Steven Ratzlaff is set to debut his new play Reservations at the Rachel Browne Theatre (211 Bannatyne Ave), where it will run from March 10 to 20.
This Theatre Projects Manitoba production attempts to challenge common views and opinions about the real cost of being settlers, and poses tough questions about our home, identity, and history as Canadians.
The first act of Reservations focuses on a battle between foster parents and the Aboriginal Child and Family Services agency responsible for their children, while the second tells of the philosophical and spiritual journey of a Mennonite farmer who gifts his land to the Siksika nation.
A playwright who does not shy away from politically controversial subjects, Ratzlaff points out that there are issues in this play that will resonate with every Manitoban regardless of their beliefs.
“I don’t think it is possible to be an awake Manitoban without feeling some kind of personal relation to issues like these,” Ratzlaff told the Manitoban.
“It seems like there is an interesting legacy and situation that we are all implicated in. I feel like there is that personal connection of living in this place.”
Reservations will be co-directed by Ian Ross – a recipient of the 1997 Governor General’s Award for English Drama – and Emma Tibaldo, the artistic and executive director of Playwrights’ Workshop Montréal.
Together, Ross and Tibaldo hope to get their cast – consisting of Ratzlaff himself, Tracey Nepinak, and U of M alum Sarah Constible – to creatively draw the line between performing and making political statements.
“Every good play asks good questions,” said Ross.
“How many movies have we seen about 9/11? Zero. Why haven’t we seen that discourse and engagement? There is a part of us that does not want to ask those questions […] this is what theatre does. It pulls up a mirror and says, ‘look, this is who I see you as, do you like what you see?’”
Nepinak told the Manitoban that she too is excited about this type of politically charged, provocative theatre.
“This is what theatre is supposed to be about – to inspire discussions, make people think about the big picture in a way that is accessible.”
For these thespians, the issues addressed in this play are very close to home, and it could be quite challenging to stage a performance. However, all involved recognize the importance of raising awareness and provoking thoughts amongst their audience.
“It’s challenging but it feels dangerous,” said Constible.
“It’s nice to work on something so timely.”
According to Nepinak, Reservations is simply telling a story with the honesty and directness it needs.
“My late husband said one time, ‘being an Aboriginal person in Canada is a political act, you can’t just be neutral about anything.’ For me, that is part of who I am,” Nepinak explained.
“This play in particular speaks to me for a lot of reasons […] It is a story that needs to be told now. We need to have these honest, open discussions.

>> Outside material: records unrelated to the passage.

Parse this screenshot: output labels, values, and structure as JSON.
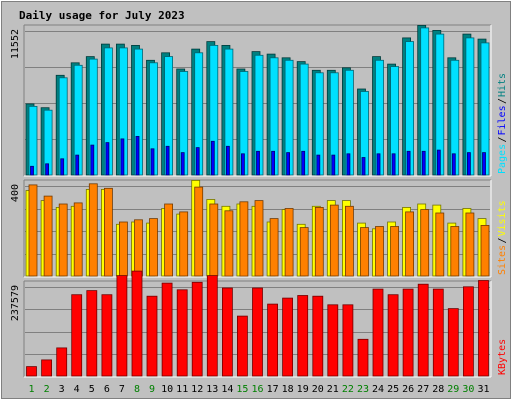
{
  "chart_data": {
    "type": "bar",
    "title": "Daily usage for July 2023",
    "x": [
      "1",
      "2",
      "3",
      "4",
      "5",
      "6",
      "7",
      "8",
      "9",
      "10",
      "11",
      "12",
      "13",
      "14",
      "15",
      "16",
      "17",
      "18",
      "19",
      "20",
      "21",
      "22",
      "23",
      "24",
      "25",
      "26",
      "27",
      "28",
      "29",
      "30",
      "31"
    ],
    "weekend_days": [
      "1",
      "2",
      "8",
      "9",
      "15",
      "16",
      "22",
      "23",
      "29",
      "30"
    ],
    "colors": {
      "background": "#c0c0c0",
      "plot": "#c0c0c0",
      "title": "#0000ff",
      "hits": "#008080",
      "files": "#00e0ff",
      "pages": "#0000ff",
      "visits": "#ffff00",
      "sites": "#ff8000",
      "kbytes": "#ff0000",
      "weekend_tick": "#008000",
      "weekday_tick": "#000000"
    },
    "panels": [
      {
        "id": "hits",
        "axis_max_label": "11552",
        "ymax": 11552,
        "legend": [
          {
            "label": "Hits",
            "color": "#008080"
          },
          {
            "label": "Files",
            "color": "#0000ff"
          },
          {
            "label": "Pages",
            "color": "#00e0ff"
          }
        ],
        "series": [
          {
            "name": "Hits",
            "color": "#008080",
            "values": [
              5700,
              5400,
              8000,
              9000,
              9500,
              10500,
              10500,
              10400,
              9200,
              9800,
              8500,
              10100,
              10700,
              10400,
              8500,
              9900,
              9700,
              9400,
              9100,
              8400,
              8400,
              8600,
              6900,
              9500,
              8900,
              11000,
              12000,
              11600,
              9400,
              11300,
              10900
            ]
          },
          {
            "name": "Files",
            "color": "#00e0ff",
            "values": [
              5500,
              5200,
              7800,
              8800,
              9300,
              10200,
              10200,
              10100,
              9000,
              9500,
              8300,
              9800,
              10400,
              10100,
              8300,
              9600,
              9400,
              9200,
              8900,
              8200,
              8200,
              8400,
              6700,
              9200,
              8700,
              10700,
              11800,
              11300,
              9200,
              11000,
              10600
            ]
          },
          {
            "name": "Pages",
            "color": "#0000ff",
            "values": [
              700,
              900,
              1300,
              1600,
              2400,
              2600,
              2900,
              3100,
              2100,
              2300,
              1800,
              2200,
              2700,
              2300,
              1700,
              1900,
              1900,
              1800,
              1900,
              1600,
              1600,
              1700,
              1400,
              1700,
              1700,
              1900,
              1900,
              2000,
              1700,
              1800,
              1800
            ]
          }
        ]
      },
      {
        "id": "visits",
        "axis_max_label": "400",
        "ymax": 400,
        "legend": [
          {
            "label": "Visits",
            "color": "#ffff00"
          },
          {
            "label": "Sites",
            "color": "#ff8000"
          }
        ],
        "series": [
          {
            "name": "Visits",
            "color": "#ffff00",
            "values": [
              380,
              335,
              305,
              310,
              385,
              385,
              230,
              240,
              235,
              300,
              275,
              425,
              340,
              310,
              320,
              310,
              240,
              295,
              230,
              310,
              335,
              335,
              235,
              210,
              240,
              305,
              320,
              315,
              235,
              300,
              255
            ]
          },
          {
            "name": "Sites",
            "color": "#ff8000",
            "values": [
              405,
              355,
              320,
              325,
              410,
              390,
              240,
              250,
              255,
              320,
              285,
              395,
              320,
              290,
              330,
              335,
              255,
              300,
              215,
              305,
              315,
              310,
              215,
              220,
              220,
              285,
              295,
              280,
              220,
              280,
              225
            ]
          }
        ]
      },
      {
        "id": "kbytes",
        "axis_max_label": "237579",
        "ymax": 237579,
        "legend": [
          {
            "label": "KBytes",
            "color": "#ff0000"
          }
        ],
        "series": [
          {
            "name": "KBytes",
            "color": "#ff0000",
            "values": [
              25000,
              43000,
              75000,
              217000,
              228000,
              217000,
              268000,
              280000,
              213000,
              248000,
              230000,
              250000,
              268000,
              235000,
              160000,
              235000,
              192000,
              208000,
              215000,
              213000,
              190000,
              190000,
              98000,
              232000,
              217000,
              232000,
              245000,
              232000,
              180000,
              238000,
              255000
            ]
          }
        ]
      }
    ]
  }
}
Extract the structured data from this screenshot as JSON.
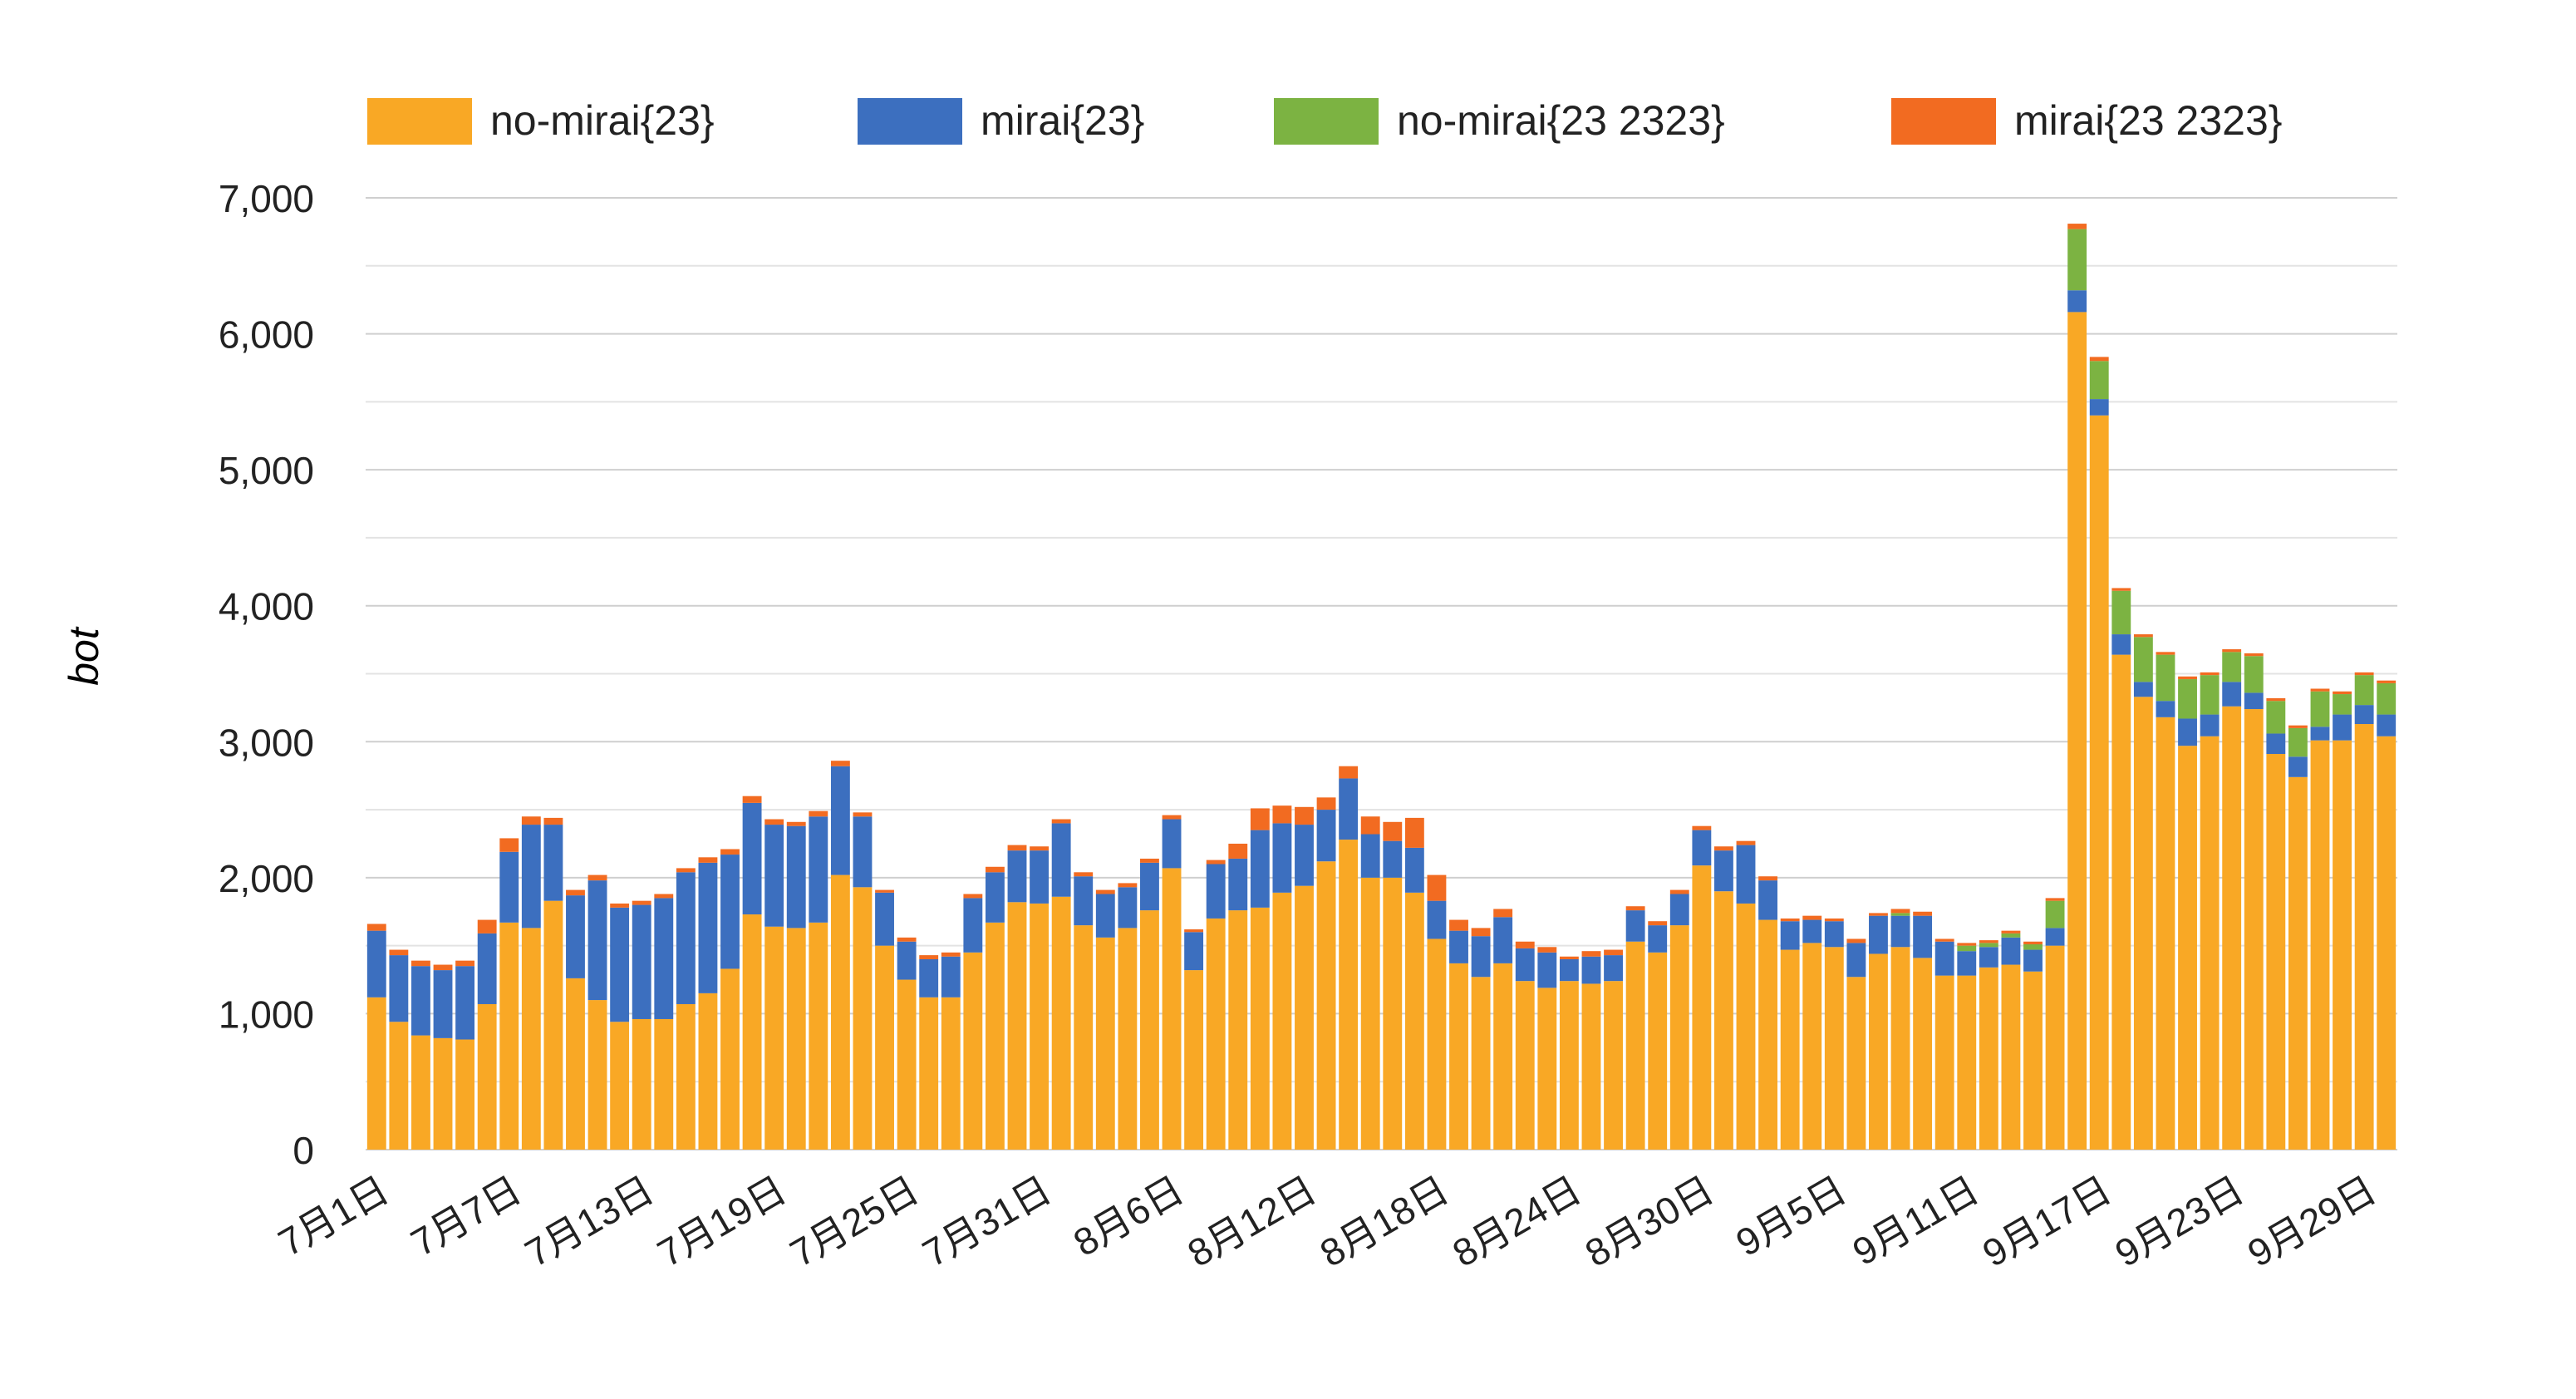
{
  "chart_data": {
    "type": "bar",
    "stacked": true,
    "title": "",
    "xlabel": "",
    "ylabel": "bot",
    "ylim": [
      0,
      7000
    ],
    "yticks": [
      "0",
      "1,000",
      "2,000",
      "3,000",
      "4,000",
      "5,000",
      "6,000",
      "7,000"
    ],
    "ytick_values": [
      0,
      1000,
      2000,
      3000,
      4000,
      5000,
      6000,
      7000
    ],
    "grid": true,
    "legend_position": "top",
    "colors": [
      "#F9A825",
      "#3C6FBF",
      "#7CB342",
      "#F26B21"
    ],
    "x_tick_labels": [
      "7月1日",
      "7月7日",
      "7月13日",
      "7月19日",
      "7月25日",
      "7月31日",
      "8月6日",
      "8月12日",
      "8月18日",
      "8月24日",
      "8月30日",
      "9月5日",
      "9月11日",
      "9月17日",
      "9月23日",
      "9月29日"
    ],
    "x_tick_indices": [
      0,
      6,
      12,
      18,
      24,
      30,
      36,
      42,
      48,
      54,
      60,
      66,
      72,
      78,
      84,
      90
    ],
    "categories": [
      "7/1",
      "7/2",
      "7/3",
      "7/4",
      "7/5",
      "7/6",
      "7/7",
      "7/8",
      "7/9",
      "7/10",
      "7/11",
      "7/12",
      "7/13",
      "7/14",
      "7/15",
      "7/16",
      "7/17",
      "7/18",
      "7/19",
      "7/20",
      "7/21",
      "7/22",
      "7/23",
      "7/24",
      "7/25",
      "7/26",
      "7/27",
      "7/28",
      "7/29",
      "7/30",
      "7/31",
      "8/1",
      "8/2",
      "8/3",
      "8/4",
      "8/5",
      "8/6",
      "8/7",
      "8/8",
      "8/9",
      "8/10",
      "8/11",
      "8/12",
      "8/13",
      "8/14",
      "8/15",
      "8/16",
      "8/17",
      "8/18",
      "8/19",
      "8/20",
      "8/21",
      "8/22",
      "8/23",
      "8/24",
      "8/25",
      "8/26",
      "8/27",
      "8/28",
      "8/29",
      "8/30",
      "8/31",
      "9/1",
      "9/2",
      "9/3",
      "9/4",
      "9/5",
      "9/6",
      "9/7",
      "9/8",
      "9/9",
      "9/10",
      "9/11",
      "9/12",
      "9/13",
      "9/14",
      "9/15",
      "9/16",
      "9/17",
      "9/18",
      "9/19",
      "9/20",
      "9/21",
      "9/22",
      "9/23",
      "9/24",
      "9/25",
      "9/26",
      "9/27",
      "9/28",
      "9/29",
      "9/30"
    ],
    "series": [
      {
        "name": "no-mirai{23}",
        "values": [
          1120,
          940,
          840,
          820,
          810,
          1070,
          1670,
          1630,
          1830,
          1260,
          1100,
          940,
          960,
          960,
          1070,
          1150,
          1330,
          1730,
          1640,
          1630,
          1670,
          2020,
          1930,
          1500,
          1250,
          1120,
          1120,
          1450,
          1670,
          1820,
          1810,
          1860,
          1650,
          1560,
          1630,
          1760,
          2070,
          1320,
          1700,
          1760,
          1780,
          1890,
          1940,
          2120,
          2280,
          2000,
          2000,
          1890,
          1550,
          1370,
          1270,
          1370,
          1240,
          1190,
          1240,
          1220,
          1240,
          1530,
          1450,
          1650,
          2090,
          1900,
          1810,
          1690,
          1470,
          1520,
          1490,
          1270,
          1440,
          1490,
          1410,
          1280,
          1280,
          1340,
          1360,
          1310,
          1500,
          6160,
          5400,
          3640,
          3330,
          3180,
          2970,
          3040,
          3260,
          3240,
          2910,
          2740,
          3010,
          3010,
          3130,
          3040
        ],
        "color": "#F9A825"
      },
      {
        "name": "mirai{23}",
        "values": [
          490,
          490,
          510,
          500,
          540,
          520,
          520,
          760,
          560,
          610,
          880,
          840,
          840,
          890,
          970,
          960,
          840,
          820,
          750,
          750,
          780,
          800,
          520,
          390,
          280,
          280,
          300,
          400,
          370,
          380,
          390,
          540,
          360,
          320,
          300,
          350,
          360,
          280,
          400,
          380,
          570,
          510,
          450,
          380,
          450,
          320,
          270,
          330,
          280,
          240,
          300,
          340,
          240,
          260,
          160,
          200,
          190,
          230,
          200,
          230,
          260,
          300,
          430,
          290,
          210,
          170,
          190,
          250,
          280,
          230,
          310,
          250,
          180,
          150,
          200,
          160,
          130,
          160,
          120,
          150,
          110,
          120,
          200,
          160,
          180,
          120,
          150,
          150,
          100,
          190,
          140,
          160
        ],
        "color": "#3C6FBF"
      },
      {
        "name": "no-mirai{23 2323}",
        "values": [
          0,
          0,
          0,
          0,
          0,
          0,
          0,
          0,
          0,
          0,
          0,
          0,
          0,
          0,
          0,
          0,
          0,
          0,
          0,
          0,
          0,
          0,
          0,
          0,
          0,
          0,
          0,
          0,
          0,
          0,
          0,
          0,
          0,
          0,
          0,
          0,
          0,
          0,
          0,
          0,
          0,
          0,
          0,
          0,
          0,
          0,
          0,
          0,
          0,
          0,
          0,
          0,
          0,
          0,
          0,
          0,
          0,
          0,
          0,
          0,
          0,
          0,
          0,
          0,
          0,
          0,
          0,
          0,
          0,
          20,
          0,
          0,
          40,
          30,
          30,
          40,
          200,
          450,
          280,
          320,
          330,
          340,
          290,
          290,
          220,
          270,
          240,
          210,
          260,
          150,
          220,
          230
        ],
        "color": "#7CB342"
      },
      {
        "name": "mirai{23 2323}",
        "values": [
          50,
          40,
          40,
          40,
          40,
          100,
          100,
          60,
          50,
          40,
          40,
          30,
          30,
          30,
          30,
          40,
          40,
          50,
          40,
          30,
          40,
          40,
          30,
          20,
          30,
          30,
          30,
          30,
          40,
          40,
          30,
          30,
          30,
          30,
          30,
          30,
          30,
          20,
          30,
          110,
          160,
          130,
          130,
          90,
          90,
          130,
          140,
          220,
          190,
          80,
          60,
          60,
          50,
          40,
          20,
          40,
          40,
          30,
          30,
          30,
          30,
          30,
          30,
          30,
          20,
          30,
          20,
          30,
          20,
          30,
          30,
          20,
          20,
          20,
          20,
          20,
          20,
          40,
          30,
          20,
          20,
          20,
          20,
          20,
          20,
          20,
          20,
          20,
          20,
          20,
          20,
          20
        ],
        "color": "#F26B21"
      }
    ]
  }
}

It’s a little more than just art.”
The stories told in Reservations are curated to both educate and entertain Canadians of all ages. That being said, the play does pose a challenge to young people who are unaware of, or have questions about our nation’s history.
“You are young and an adult, and in an intellectual stream of your life right now where you get to absorb so much different information and do something with it,” said Constible.
“For U of M students, seeing this and being aware is very essential.”
Tickets to Reservations are $15 for students, $20 for seniors, $25 otherwise, and are available online at www.theatreprojectsmanitoba.ca along with specific show times and dates.